A gripping and revealing glimpse into Baltimore gang life and the city’s efforts to combat street violence.
With exclusive access to police interview footage, FBI files, and court documents, Bowden focuses his investigative lens on the case of Trained To Go, a Baltimore gang operating in the destitute Sandtown neighborhood, led by Montana “Tana” Barronette, who—at the age of 21—received two life sentences for his involvement in at least 20 killings. The author takes a deep dive into Tana’s life story in an attempt to determine the circumstances that led such a “goofy, genial, smart, poised, ambitious” young man down the “greased path” of violent crime. Working with the U.S. attorney office’s materials and his own extensive interviews with detectives, community members, witnesses, informants, and researchers, Bowden develops a fascinating crime narrative featuring a cast of complex, charismatic characters.

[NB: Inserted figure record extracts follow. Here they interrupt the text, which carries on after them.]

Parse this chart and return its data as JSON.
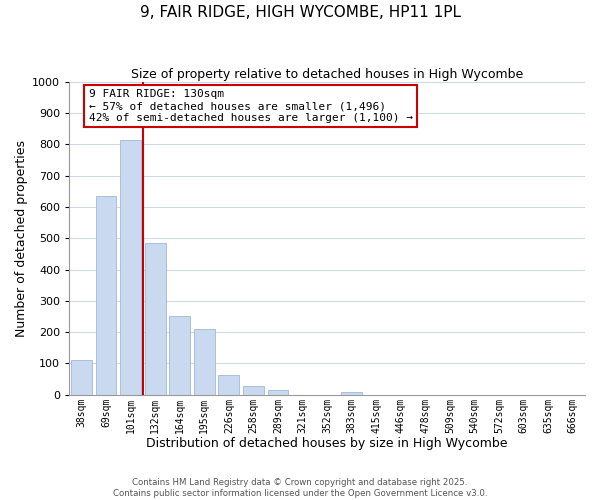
{
  "title": "9, FAIR RIDGE, HIGH WYCOMBE, HP11 1PL",
  "subtitle": "Size of property relative to detached houses in High Wycombe",
  "xlabel": "Distribution of detached houses by size in High Wycombe",
  "ylabel": "Number of detached properties",
  "categories": [
    "38sqm",
    "69sqm",
    "101sqm",
    "132sqm",
    "164sqm",
    "195sqm",
    "226sqm",
    "258sqm",
    "289sqm",
    "321sqm",
    "352sqm",
    "383sqm",
    "415sqm",
    "446sqm",
    "478sqm",
    "509sqm",
    "540sqm",
    "572sqm",
    "603sqm",
    "635sqm",
    "666sqm"
  ],
  "values": [
    110,
    635,
    815,
    485,
    253,
    210,
    62,
    28,
    14,
    0,
    0,
    8,
    0,
    0,
    0,
    0,
    0,
    0,
    0,
    0,
    0
  ],
  "bar_color": "#c9d9f0",
  "bar_edge_color": "#a0b8d8",
  "vline_color": "#cc0000",
  "vline_x": 2.5,
  "annotation_text_line1": "9 FAIR RIDGE: 130sqm",
  "annotation_text_line2": "← 57% of detached houses are smaller (1,496)",
  "annotation_text_line3": "42% of semi-detached houses are larger (1,100) →",
  "ylim": [
    0,
    1000
  ],
  "yticks": [
    0,
    100,
    200,
    300,
    400,
    500,
    600,
    700,
    800,
    900,
    1000
  ],
  "background_color": "#ffffff",
  "grid_color": "#c8d8ea",
  "footer_line1": "Contains HM Land Registry data © Crown copyright and database right 2025.",
  "footer_line2": "Contains public sector information licensed under the Open Government Licence v3.0."
}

As products of their environment, the young members of TTG exhibit a reckless, devastating nihilism, resigned to violent deaths and openly flaunting the spoils of their criminal enterprise as long as they are able. “While morally null, Tana was not mentally ill,” writes the author. “He and the rest of his crew were normal teenagers in an aberrant environment, an extreme product of a violent, oppositional subculture, not just trained to go but bred to go, or kill.” Making a case for the near inevitability of Tana’s fate without denying or minimizing his brutal actions, Bowden presents a damning indictment of the city’s treatment of its most precarious constituents. “Gang violence and white indifference are two sides of the same coin,” he writes, arguing for massive investment in “better schools, better local policing, more counseling and community involvement, stronger gun laws, more employment opportunities…[and] specialized, strategic law enforcement” as critical steps toward ending this self-perpetuating pattern of poverty and violence.
A powerful, nuanced depiction of gang violence in America that makes a strong case for meaningful reform beyond policing.